Celle-ci rentre dans le schéma analytique stratégique à travers lequel les concepts d’acteurs, de pouvoir, des stratégies et de marge de liberté qui sont d’un apport certain.

Les résultats de cette  recherche l’ont  amené   à formuler une remarque sur les propos de dames, relevant que  la combinaison renvoie tour à tour à des éléments attachés à un particulier avantage dont les dames sont bénéficiaires de la part d’un acteur social (services de l’Etat, association, travailleur, fournisseur, client etc…).

L’intériorisation des combines prend toujours une place dans la représentation de la lutte contre la pauvreté et de la réussite sociale. Selon elle, une combinaison réussie procède d’un haut degré de symétrie entre subjectivation idéologique et objectivation dans le jeu par la mise en place des stratégies et des attitudes in situ.

Les discussions mettent également en évidence une caractérisation de malewistes comme des actrices plurielles. Dans un cas comme dans l’autre, le prototype plausible reste la participation de ces dames à la dialectique de la société kinoise édictée par une cristallisation de la crise.
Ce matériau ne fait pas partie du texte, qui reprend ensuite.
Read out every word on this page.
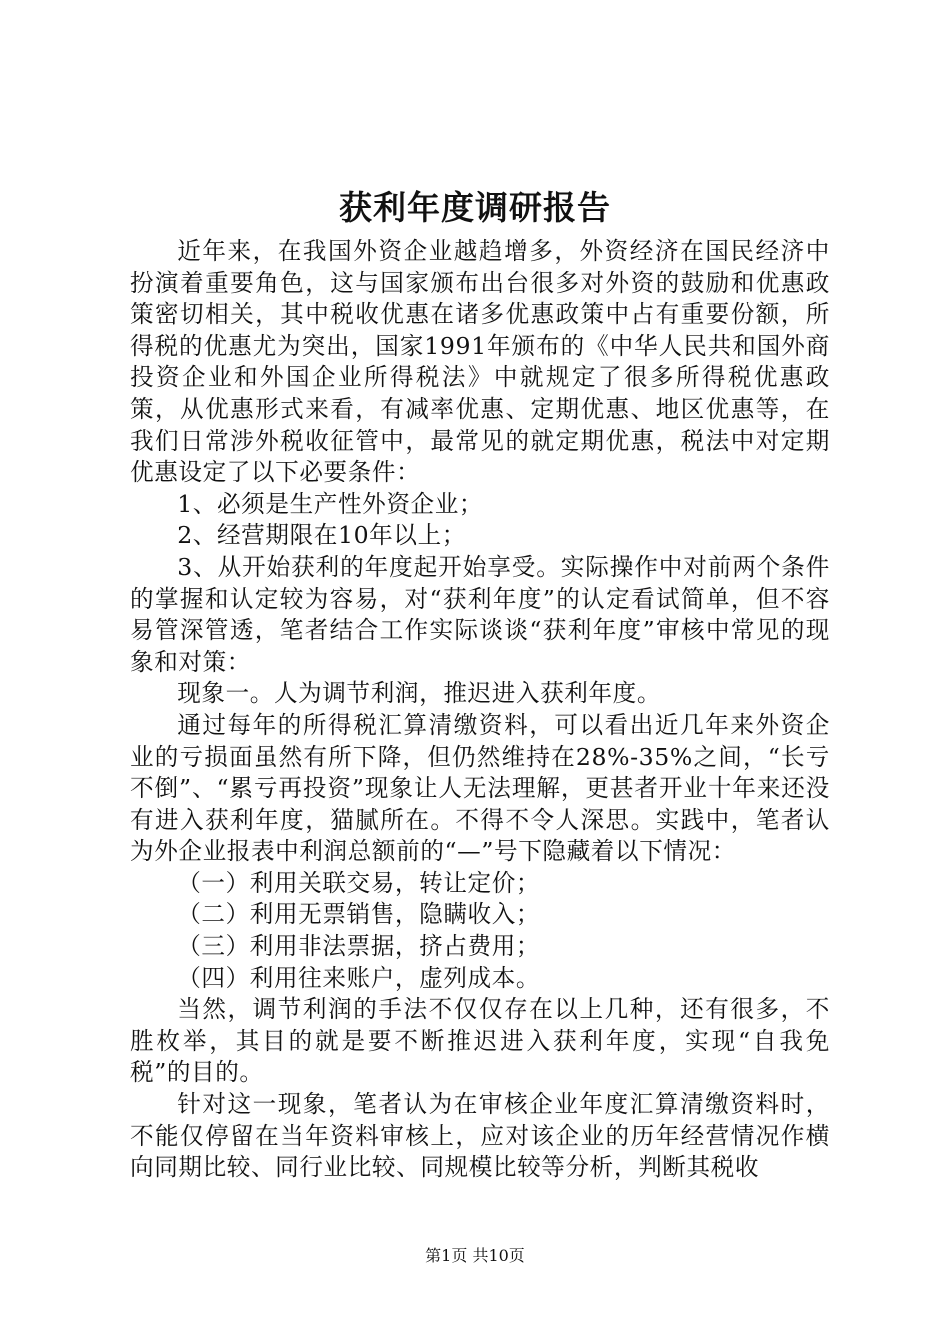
获利年度调研报告

近年来，在我国外资企业越趋增多，外资经济在国民经济中扮演着重要角色，这与国家颁布出台很多对外资的鼓励和优惠政策密切相关，其中税收优惠在诸多优惠政策中占有重要份额，所得税的优惠尤为突出，国家1991年颁布的《中华人民共和国外商投资企业和外国企业所得税法》中就规定了很多所得税优惠政策，从优惠形式来看，有减率优惠、定期优惠、地区优惠等，在我们日常涉外税收征管中，最常见的就定期优惠，税法中对定期优惠设定了以下必要条件：

1、必须是生产性外资企业；

2、经营期限在10年以上；

3、从开始获利的年度起开始享受。实际操作中对前两个条件的掌握和认定较为容易，对“获利年度”的认定看试简单，但不容易管深管透，笔者结合工作实际谈谈“获利年度”审核中常见的现象和对策：

现象一。人为调节利润，推迟进入获利年度。

通过每年的所得税汇算清缴资料，可以看出近几年来外资企业的亏损面虽然有所下降，但仍然维持在28%-35%之间，“长亏不倒”、“累亏再投资”现象让人无法理解，更甚者开业十年来还没有进入获利年度，猫腻所在。不得不令人深思。实践中，笔者认为外企业报表中利润总额前的“—”号下隐藏着以下情况：

（一）利用关联交易，转让定价；

（二）利用无票销售，隐瞒收入；

（三）利用非法票据，挤占费用；

（四）利用往来账户，虚列成本。

当然，调节利润的手法不仅仅存在以上几种，还有很多，不胜枚举，其目的就是要不断推迟进入获利年度，实现“自我免税”的目的。

针对这一现象，笔者认为在审核企业年度汇算清缴资料时，不能仅停留在当年资料审核上，应对该企业的历年经营情况作横向同期比较、同行业比较、同规模比较等分析，判断其税收

第1页 共10页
Un processus qui démontre un peu plus superficiellement, certaines similitudes atypiques de la société congolaise globale.

Ce qui l’a poussé, tout au long de ce travail, à affirmer que, combiner n’est qu’un pas notamment,  vers l’amenuisement de l’assiette fiscale, la juxtaposition des acteurs dans le jeu, l’acquisition des capitaux, la maintenance du statut social.

Ces matières  sont, selon elle, considérées comme des futurs thèmes de recherche auxquels elle se focalisera pour développer  de nombreuses brèches pour d’autres chercheurs, soit à Kinshasa, soit dans d’autres coins de la RDC, pour obtenir, un jour, une vue d’ensemble et plus complète des différents contours du phénomène restaurants populaires et informels de rue, de l’antagonisme/opposition/contradiction entre les différents acteurs et leur espace de jeu qui est le «malewa».

Proclamée docteur en sociologie  avec la mention «la plus  grande distinction » en fin 2018 lors de la soutenance publique de sa thèse doctorale, Mme Ingrid Mulamba Feza attend sa nomination au grade de professeur associé à l’UNIKIN.